Europe Centrale, 17 février 712

Longtemps. Iris observa le plan étalé devant elle, sur une table à tréteaux installée entre deux arbres. Bien trop longtemps. Sina, qui venait d'atteindre ses quatre ans, était assise sur ses genoux ; elle avait hérité de ses lunettes, mais ses courts cheveux bruns et ses yeux bleus, eux, restaient un mystère. Neuf ans... La brise du parc des quartiers de Mitras – une cité dans laquelle le sang de ceux n'ayant pas adhéré aux idéaux de ses fidèles avait coulé en abondance – secouait doucement son carré roux.

... que je suis ici.

Cette ville sans murailles, ouverte aux vents des plaines l'entourant, avait ensuite été vidée de ses cadavres.
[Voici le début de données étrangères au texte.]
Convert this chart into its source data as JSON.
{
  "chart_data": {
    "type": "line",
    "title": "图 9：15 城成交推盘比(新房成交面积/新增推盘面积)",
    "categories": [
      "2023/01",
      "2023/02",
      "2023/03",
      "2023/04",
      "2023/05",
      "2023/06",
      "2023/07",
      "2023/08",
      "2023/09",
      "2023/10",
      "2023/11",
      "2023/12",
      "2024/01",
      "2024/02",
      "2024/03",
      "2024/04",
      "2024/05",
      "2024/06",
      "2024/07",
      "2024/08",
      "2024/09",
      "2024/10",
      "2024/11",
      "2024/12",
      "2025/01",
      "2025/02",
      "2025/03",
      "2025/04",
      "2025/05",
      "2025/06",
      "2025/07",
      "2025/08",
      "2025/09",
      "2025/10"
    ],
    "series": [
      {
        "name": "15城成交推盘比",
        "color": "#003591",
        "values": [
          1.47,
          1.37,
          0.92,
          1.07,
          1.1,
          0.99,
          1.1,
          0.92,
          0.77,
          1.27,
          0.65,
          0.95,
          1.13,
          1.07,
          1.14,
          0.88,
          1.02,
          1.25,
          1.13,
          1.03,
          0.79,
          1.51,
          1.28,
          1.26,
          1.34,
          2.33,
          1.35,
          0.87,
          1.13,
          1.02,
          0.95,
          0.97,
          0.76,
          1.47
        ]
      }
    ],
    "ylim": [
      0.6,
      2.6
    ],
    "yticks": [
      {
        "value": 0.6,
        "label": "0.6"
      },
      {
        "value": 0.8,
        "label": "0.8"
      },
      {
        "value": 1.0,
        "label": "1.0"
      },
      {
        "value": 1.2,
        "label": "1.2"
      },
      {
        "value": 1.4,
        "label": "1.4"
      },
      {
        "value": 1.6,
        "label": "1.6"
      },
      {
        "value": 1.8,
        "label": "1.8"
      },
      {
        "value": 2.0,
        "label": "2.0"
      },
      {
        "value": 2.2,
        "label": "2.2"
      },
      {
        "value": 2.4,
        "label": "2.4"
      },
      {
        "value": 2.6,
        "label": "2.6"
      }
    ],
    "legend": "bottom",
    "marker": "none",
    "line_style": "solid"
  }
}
Les rues luxueusement pavées et les maisons de vieilles pierres surplombées de leur toit d'ardoise avaient retrouvé leur tranquillité. Mitras. Allaient suivre, aux bords du futur Mur Sina, Orvud au nord, Stohess à l'ouest, Ehrmich au sud, et Yarckel à l'est. Elle ne parlait pas des Trost, Karanes, Utopia et Krolva du Mur Rose, puis des pauvres Shiganshina du Sud, Ludia de l'Est, Erfurt de l'Ouest, et Ruolal du Nord. Belle liste préparée au vingt-et-unième, avant son transfert. Les générateurs aléatoires de noms type fantasy sont décidément des merveilles.
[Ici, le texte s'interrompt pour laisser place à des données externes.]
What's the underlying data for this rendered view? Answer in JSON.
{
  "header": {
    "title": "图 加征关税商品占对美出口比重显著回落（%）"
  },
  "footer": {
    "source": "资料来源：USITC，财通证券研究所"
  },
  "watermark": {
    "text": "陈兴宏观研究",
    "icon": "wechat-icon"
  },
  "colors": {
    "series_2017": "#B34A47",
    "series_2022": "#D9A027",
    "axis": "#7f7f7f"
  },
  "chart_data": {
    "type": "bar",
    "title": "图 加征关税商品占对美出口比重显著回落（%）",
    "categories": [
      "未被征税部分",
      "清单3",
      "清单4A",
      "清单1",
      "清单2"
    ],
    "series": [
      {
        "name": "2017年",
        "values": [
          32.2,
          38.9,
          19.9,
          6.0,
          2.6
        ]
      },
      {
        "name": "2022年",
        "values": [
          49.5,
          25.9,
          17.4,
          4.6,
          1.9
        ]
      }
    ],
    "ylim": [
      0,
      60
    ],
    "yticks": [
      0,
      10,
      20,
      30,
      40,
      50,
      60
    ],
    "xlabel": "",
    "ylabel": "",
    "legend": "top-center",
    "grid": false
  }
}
Et les prénoms de ses trois filles, elles, allaient désigner ces Murs en cercle. Maria, Rose, Sina. Ceux-là, elle les tenait de sa propre tête. Anna, Albert, Petra... En repensant à ces trois-là, une douleur peu supportable cracha encore sur son cœur usé. Comme toujours, elle l'ignora.

Les deux cents cinquante-mille enfants étaient déjà installés, prêts à être transformés en Titans. Leurs parents allaient leur injecter le liquide sur lequel avaient travaillé leurs médecins depuis neuf foutues années. Le dix-sept février allait marquer la naissance des Murs. Quelle belle histoire, pensait ironiquement Iris. Pour une fois, elle s'était accordée une exception : sa descendance allait servir de dirigeants, plus tard. Elle faisait confiance à Joan pour gérer tout cela. Le gars était compétent...
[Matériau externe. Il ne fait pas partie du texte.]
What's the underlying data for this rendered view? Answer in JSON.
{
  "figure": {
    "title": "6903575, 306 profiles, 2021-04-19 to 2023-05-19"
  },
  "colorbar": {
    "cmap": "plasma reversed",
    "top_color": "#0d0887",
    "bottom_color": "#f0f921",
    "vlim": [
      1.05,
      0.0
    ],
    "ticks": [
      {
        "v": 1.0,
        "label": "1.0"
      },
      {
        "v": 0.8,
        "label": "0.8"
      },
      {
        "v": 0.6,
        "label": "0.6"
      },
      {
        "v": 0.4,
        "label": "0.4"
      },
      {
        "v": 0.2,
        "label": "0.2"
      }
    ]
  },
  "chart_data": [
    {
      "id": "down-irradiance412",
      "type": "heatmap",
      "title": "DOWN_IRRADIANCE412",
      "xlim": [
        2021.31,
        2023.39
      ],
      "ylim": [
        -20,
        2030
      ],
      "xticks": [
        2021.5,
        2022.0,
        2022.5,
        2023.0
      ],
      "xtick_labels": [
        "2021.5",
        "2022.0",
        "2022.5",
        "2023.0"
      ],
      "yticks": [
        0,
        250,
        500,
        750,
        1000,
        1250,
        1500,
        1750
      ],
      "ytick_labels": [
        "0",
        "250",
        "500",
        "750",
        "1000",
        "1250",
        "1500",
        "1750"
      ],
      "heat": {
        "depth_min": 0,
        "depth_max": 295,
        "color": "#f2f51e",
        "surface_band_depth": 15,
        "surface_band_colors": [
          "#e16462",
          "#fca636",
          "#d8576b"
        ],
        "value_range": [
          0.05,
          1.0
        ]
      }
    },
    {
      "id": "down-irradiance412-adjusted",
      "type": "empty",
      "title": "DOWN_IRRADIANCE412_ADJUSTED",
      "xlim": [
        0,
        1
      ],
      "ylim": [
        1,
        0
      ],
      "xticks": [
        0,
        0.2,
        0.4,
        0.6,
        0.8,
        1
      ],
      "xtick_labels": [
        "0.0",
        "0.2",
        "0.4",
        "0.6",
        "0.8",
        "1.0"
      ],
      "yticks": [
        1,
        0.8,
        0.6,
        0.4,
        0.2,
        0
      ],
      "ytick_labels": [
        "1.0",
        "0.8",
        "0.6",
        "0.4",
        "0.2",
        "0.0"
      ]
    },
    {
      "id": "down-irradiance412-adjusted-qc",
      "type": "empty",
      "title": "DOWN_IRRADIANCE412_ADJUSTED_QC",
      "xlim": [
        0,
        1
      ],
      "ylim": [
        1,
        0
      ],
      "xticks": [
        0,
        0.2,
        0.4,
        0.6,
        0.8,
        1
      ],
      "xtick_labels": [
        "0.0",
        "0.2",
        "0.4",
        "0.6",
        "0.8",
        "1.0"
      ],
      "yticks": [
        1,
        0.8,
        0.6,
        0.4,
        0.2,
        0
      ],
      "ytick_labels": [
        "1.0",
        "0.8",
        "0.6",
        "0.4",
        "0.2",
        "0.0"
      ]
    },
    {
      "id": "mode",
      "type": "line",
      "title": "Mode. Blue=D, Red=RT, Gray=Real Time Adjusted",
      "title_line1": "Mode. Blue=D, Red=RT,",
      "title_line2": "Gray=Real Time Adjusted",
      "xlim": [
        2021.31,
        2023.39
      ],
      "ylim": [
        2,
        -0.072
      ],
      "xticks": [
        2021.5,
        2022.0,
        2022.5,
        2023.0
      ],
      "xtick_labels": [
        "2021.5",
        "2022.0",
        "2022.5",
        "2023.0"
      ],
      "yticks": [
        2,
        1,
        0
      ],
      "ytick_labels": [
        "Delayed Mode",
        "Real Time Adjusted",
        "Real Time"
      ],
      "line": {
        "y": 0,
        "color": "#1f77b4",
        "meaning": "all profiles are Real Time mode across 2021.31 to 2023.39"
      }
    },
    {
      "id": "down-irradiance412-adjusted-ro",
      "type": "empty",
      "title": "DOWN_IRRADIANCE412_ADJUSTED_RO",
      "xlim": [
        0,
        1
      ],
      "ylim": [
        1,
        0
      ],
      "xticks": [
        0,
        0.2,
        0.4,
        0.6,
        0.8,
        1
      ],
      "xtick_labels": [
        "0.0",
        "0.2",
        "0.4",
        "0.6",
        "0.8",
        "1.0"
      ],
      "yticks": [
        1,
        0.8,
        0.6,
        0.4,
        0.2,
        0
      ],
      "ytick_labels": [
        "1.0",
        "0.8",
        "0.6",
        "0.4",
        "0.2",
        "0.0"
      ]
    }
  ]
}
... et se pencha d'ailleurs au-dessus de son épaule. Elle entraperçu sa courte coupe blonde et ses prunelles brunes, mais n'en eut cure. Au moins lui n'avait-il jamais couché avec elle. « Iris », souffla-t-il dans son oreille. Mais on dirait qu'il a quand même bien envie de me sauter. « Dans une demi-heure, lorsque nous lancerons les fumigènes, tous se métamorphoseront comme tu l'as prévu. Et, bientôt ... » Il déglutit avec difficulté. « Tu partiras, c'est cela... ? »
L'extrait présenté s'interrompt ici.